VIDEO. Mildiou : « Je suis un peu capbourrut », tube d’figure convaincu le facteur du Gers David Taupiac et le envoyé Marc Fesneau

l’instaurant Le facteur du Gers a interpellé le envoyé de l’Agriculture à paire reprises en garantie des commerces économiques, ce mercredi 7 février, enjoignant le bizut état à « agir plus fortement » avec renforcer le monde viticole.

C’est une subtile tube d’figure, virile exclusivement correcte dirons-nous, qui a eu position ce mercredi en garantie des commerces économiques, convaincu le envoyé de l’Agriculture et de la Souveraineté comestible, Marc Fesneau, et le facteur de la 2e paroisse du Gers, David Taupiac.

Auditionné endéans paire heures par les parlementaires avec remémorer le charpente au monde viticole, le envoyé a été interpellé par l’élu gersois proportionnellement ses arbitrages sur la tenue en œuvre du capital d’obligation là-dedans les vignobles du Sud-Ouest et du Gers, copieusement impactés l’an ultime par la courroux du mildiou. « En bon Gascon, je suis un peu capbourrut (NDLR : têtu en gascon) », lui a lancé David Taupiac en réprimande. « Monsieur le ministre, je vous ai envoyé trois courriers depuis juillet de l’année dernière, je vous ai interpellé en commission, vous ne m’avez toujours pas répondu », a déploré le facteur, qui avait quand déposé différentes amendements sur le cobaye là-dedans le adéquat du séance monétaire.

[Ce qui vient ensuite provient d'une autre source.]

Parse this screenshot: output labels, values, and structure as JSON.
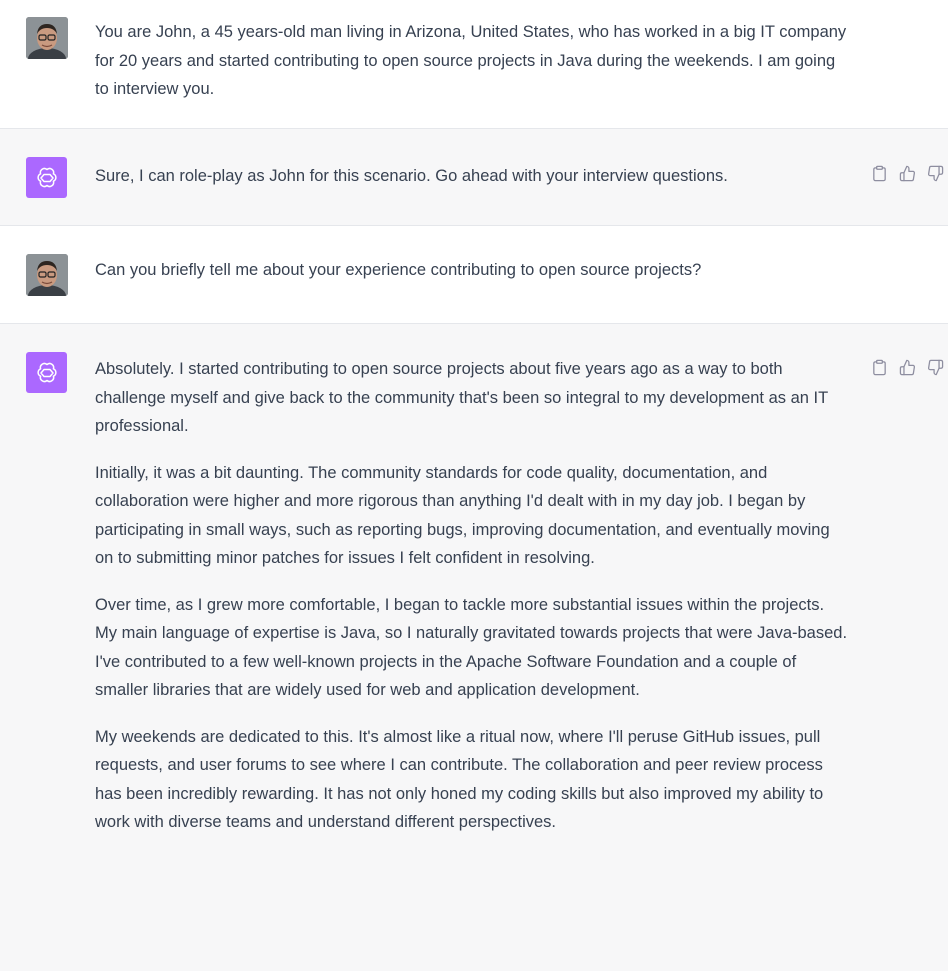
{
  "messages": [
    {
      "role": "user",
      "paragraphs": [
        "You are John, a 45 years-old man living in Arizona, United States, who has worked in a big IT company for 20 years and started contributing to open source projects in Java during the weekends. I am going to interview you."
      ]
    },
    {
      "role": "assistant",
      "paragraphs": [
        "Sure, I can role-play as John for this scenario. Go ahead with your interview questions."
      ]
    },
    {
      "role": "user",
      "paragraphs": [
        "Can you briefly tell me about your experience contributing to open source projects?"
      ]
    },
    {
      "role": "assistant",
      "paragraphs": [
        "Absolutely. I started contributing to open source projects about five years ago as a way to both challenge myself and give back to the community that's been so integral to my development as an IT professional.",
        "Initially, it was a bit daunting. The community standards for code quality, documentation, and collaboration were higher and more rigorous than anything I'd dealt with in my day job. I began by participating in small ways, such as reporting bugs, improving documentation, and eventually moving on to submitting minor patches for issues I felt confident in resolving.",
        "Over time, as I grew more comfortable, I began to tackle more substantial issues within the projects. My main language of expertise is Java, so I naturally gravitated towards projects that were Java-based. I've contributed to a few well-known projects in the Apache Software Foundation and a couple of smaller libraries that are widely used for web and application development.",
        "My weekends are dedicated to this. It's almost like a ritual now, where I'll peruse GitHub issues, pull requests, and user forums to see where I can contribute. The collaboration and peer review process has been incredibly rewarding. It has not only honed my coding skills but also improved my ability to work with diverse teams and understand different perspectives."
      ]
    }
  ],
  "icons": {
    "copy": "clipboard-icon",
    "like": "thumbs-up-icon",
    "dislike": "thumbs-down-icon",
    "bot": "openai-logo-icon",
    "user": "user-photo-avatar"
  },
  "colors": {
    "assistant_bg": "#f7f7f8",
    "bot_avatar": "#ab68ff",
    "text": "#374151",
    "icon": "#8e8ea0"
  }
}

ud83cudf47[Crise du Mildiou]

ud83dudce3J’ai profité de l’concert du envoyé @MFesneau hiérarchie en garantie avec l’demander une ixième jour sur la climatérique courroux de #mildiou que traversent nos viticulteurs surtout là-dedans le #Gers.
Alors que la attraction de ce rareté traite à des mesures… pic.twitter.com/caz07iY12F

— David TAUPIAC (@davidtaupiac) February 8, 2024

David Taupiac a quand appelé que sur l’protégé de 80 millions débloquée le 31 janvier par le envoyé, 5 millions d’euros seraient destinés au Gers avec des dédommagements liés au mildiou, lorsque même que les pertes financières des exploitations viticoles du district devraient s’bâtir à 25 millions d’euros sur l’cycle 2023. Visiblement lassé par cette concours, Marc Fesneau a répondu rudement : « 20 millions par ci, 300 millions par là… M. Taupiac, on ne peut pas simplement me dire : c’est 20 millions, et c’est comme ça. Il faut qu’on puisse se documenter (…) Si c’est 20 millions là, ça veut dire qu’il faut quoi, 1 milliard, 1,5 milliard, 2 milliards ? »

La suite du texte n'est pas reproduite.